“Mabel’s Strange Predicament” is a silent comedy film produced by Keystone Studios and released in 1914, directed by Mabel Normand and starring Charlie Chaplin. The film is notable for being the first appearance of Chaplin as his iconic character, The Tramp.
The film opens with Mabel (played by Normand) getting locked out of her hotel room in the middle of the night, wearing only a nightgown and slippers. She wanders around the hotel, trying to find a way back into her room, but all the doors are locked. She then encounters The Tramp, a wandering vagabond, who helps her sneak back into her room through a window.

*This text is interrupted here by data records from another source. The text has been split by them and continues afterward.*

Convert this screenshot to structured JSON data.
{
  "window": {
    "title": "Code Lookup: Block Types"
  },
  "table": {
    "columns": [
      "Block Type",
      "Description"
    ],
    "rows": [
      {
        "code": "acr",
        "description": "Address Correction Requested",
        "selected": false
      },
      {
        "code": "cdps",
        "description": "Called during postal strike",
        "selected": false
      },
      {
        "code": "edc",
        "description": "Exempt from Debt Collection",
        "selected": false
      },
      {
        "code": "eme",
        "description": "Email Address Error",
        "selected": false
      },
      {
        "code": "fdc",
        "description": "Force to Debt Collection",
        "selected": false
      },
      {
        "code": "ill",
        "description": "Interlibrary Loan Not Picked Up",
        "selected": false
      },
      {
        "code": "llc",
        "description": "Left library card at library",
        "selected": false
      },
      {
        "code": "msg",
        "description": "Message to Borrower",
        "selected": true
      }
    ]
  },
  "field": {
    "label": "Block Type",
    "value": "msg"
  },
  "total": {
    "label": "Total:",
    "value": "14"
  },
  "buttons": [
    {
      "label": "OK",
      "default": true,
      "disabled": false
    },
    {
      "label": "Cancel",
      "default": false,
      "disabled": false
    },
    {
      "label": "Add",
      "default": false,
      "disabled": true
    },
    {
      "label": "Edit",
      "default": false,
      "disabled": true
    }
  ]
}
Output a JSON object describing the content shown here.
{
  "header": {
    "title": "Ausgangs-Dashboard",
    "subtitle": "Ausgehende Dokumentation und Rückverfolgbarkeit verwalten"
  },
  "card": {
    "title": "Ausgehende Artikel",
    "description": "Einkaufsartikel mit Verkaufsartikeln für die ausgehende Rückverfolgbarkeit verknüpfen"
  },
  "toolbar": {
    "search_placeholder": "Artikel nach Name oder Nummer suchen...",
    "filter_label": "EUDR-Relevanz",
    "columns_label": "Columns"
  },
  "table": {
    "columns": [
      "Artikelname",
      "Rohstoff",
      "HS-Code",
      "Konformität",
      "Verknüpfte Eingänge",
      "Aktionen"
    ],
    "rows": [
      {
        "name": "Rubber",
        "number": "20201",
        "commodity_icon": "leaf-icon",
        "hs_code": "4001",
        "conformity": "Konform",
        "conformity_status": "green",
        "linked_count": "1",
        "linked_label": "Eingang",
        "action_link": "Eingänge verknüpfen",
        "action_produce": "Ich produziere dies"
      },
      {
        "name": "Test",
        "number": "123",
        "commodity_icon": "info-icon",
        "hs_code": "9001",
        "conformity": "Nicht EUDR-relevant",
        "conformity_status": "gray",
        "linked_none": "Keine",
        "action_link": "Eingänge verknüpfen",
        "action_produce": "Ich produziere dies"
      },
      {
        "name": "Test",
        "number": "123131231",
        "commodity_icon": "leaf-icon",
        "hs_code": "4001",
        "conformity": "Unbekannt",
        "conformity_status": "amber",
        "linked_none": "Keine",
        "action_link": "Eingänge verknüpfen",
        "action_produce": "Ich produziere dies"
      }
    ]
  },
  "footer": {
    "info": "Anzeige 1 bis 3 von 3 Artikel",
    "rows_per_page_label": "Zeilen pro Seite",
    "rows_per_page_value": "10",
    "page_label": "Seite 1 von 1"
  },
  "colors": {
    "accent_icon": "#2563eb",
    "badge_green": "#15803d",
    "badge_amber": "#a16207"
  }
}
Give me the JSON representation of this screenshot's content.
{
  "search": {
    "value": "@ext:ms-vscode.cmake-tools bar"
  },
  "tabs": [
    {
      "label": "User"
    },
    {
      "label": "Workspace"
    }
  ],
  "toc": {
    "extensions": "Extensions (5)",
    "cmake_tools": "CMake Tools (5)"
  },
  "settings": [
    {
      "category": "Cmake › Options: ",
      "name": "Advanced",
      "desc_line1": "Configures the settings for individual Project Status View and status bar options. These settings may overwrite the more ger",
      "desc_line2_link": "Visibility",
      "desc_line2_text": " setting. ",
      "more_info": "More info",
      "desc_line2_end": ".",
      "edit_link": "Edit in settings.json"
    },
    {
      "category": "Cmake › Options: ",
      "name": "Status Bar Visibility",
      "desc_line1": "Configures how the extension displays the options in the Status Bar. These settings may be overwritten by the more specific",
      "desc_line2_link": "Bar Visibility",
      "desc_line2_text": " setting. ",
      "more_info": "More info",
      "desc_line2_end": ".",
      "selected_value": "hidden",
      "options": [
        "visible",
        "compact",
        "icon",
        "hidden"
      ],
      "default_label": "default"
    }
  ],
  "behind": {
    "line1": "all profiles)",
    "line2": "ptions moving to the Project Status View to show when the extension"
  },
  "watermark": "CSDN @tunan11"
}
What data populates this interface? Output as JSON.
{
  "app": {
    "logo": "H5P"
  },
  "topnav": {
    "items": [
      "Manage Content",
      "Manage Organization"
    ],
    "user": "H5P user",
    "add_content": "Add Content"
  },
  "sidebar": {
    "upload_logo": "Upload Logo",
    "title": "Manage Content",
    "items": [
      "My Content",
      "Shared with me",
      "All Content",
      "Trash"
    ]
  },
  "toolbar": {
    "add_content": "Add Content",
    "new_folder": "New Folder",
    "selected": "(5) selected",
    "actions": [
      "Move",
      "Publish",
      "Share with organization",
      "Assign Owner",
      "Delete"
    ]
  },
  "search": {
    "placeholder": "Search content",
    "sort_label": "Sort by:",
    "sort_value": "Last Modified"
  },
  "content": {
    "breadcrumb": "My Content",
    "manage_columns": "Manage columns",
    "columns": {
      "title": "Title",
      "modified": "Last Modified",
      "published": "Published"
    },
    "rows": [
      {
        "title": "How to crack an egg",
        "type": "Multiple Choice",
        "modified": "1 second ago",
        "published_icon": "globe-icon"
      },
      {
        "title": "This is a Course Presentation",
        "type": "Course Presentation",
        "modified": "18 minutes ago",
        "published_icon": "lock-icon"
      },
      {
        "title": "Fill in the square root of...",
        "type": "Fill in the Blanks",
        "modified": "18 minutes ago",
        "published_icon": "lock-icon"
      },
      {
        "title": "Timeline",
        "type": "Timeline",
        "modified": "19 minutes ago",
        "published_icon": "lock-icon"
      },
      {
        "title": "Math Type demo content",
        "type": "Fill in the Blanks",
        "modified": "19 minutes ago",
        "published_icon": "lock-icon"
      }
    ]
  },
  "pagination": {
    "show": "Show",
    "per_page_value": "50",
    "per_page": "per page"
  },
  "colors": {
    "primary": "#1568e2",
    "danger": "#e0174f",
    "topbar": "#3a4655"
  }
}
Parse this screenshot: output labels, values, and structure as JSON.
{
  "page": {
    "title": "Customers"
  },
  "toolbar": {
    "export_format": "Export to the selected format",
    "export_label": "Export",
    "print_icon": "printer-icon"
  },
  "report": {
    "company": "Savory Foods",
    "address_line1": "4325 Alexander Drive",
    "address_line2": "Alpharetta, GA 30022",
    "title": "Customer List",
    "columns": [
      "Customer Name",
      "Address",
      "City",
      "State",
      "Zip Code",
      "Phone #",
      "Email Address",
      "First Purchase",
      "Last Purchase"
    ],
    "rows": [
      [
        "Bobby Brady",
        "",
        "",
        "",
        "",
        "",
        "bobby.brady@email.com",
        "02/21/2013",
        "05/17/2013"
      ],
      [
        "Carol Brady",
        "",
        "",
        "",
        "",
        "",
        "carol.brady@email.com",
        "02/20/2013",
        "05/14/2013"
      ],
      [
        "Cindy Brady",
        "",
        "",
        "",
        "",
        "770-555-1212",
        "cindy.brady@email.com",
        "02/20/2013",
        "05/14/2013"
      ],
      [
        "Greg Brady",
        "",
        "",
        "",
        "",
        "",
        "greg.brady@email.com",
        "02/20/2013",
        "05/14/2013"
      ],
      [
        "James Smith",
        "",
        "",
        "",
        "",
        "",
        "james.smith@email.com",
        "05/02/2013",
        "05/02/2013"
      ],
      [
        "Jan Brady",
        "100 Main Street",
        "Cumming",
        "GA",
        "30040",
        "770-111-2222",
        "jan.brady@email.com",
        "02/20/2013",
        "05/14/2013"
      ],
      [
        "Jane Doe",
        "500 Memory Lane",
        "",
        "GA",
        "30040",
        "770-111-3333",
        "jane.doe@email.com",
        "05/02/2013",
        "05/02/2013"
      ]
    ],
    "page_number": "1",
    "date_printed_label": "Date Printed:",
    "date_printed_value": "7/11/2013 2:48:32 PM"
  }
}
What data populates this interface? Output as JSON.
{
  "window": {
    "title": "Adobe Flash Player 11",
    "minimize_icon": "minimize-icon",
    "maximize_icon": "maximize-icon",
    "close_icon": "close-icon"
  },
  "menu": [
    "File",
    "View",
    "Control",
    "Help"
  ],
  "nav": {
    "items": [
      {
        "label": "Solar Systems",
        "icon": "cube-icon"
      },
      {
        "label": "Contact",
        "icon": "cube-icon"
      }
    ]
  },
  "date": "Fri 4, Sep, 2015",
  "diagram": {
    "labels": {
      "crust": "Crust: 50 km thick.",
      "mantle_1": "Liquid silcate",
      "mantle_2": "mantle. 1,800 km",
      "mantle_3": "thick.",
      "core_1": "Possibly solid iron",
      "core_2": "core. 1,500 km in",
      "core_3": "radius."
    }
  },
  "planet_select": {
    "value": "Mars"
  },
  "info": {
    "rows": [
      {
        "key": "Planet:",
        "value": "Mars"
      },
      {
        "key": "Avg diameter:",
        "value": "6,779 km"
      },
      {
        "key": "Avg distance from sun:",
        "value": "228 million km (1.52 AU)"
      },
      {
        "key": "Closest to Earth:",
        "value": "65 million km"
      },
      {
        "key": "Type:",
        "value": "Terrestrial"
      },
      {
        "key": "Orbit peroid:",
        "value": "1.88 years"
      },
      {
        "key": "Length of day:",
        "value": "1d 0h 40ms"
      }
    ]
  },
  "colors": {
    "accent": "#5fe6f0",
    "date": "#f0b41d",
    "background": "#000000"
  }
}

After Mabel falls asleep, The Tramp accidentally wakes her up by snoring loudly. Mabel tries to get him to leave, but he refuses, insisting that he has nowhere else to go. The two then engage in a series of comedic hijinks, including The Tramp stealing a cop’s uniform to sneak out of the hotel, and Mabel pretending to be a wealthy patron in order to avoid paying her bill.
The film ends with The Tramp being chased by a mob of angry people after accidentally setting a dog on fire. Mabel intervenes and helps him escape, and the two part ways.
Overall, “Mabel’s Strange Predicament” is a lighthearted and humorous film that showcases the early comedic talents of Charlie Chaplin and Mabel Normand.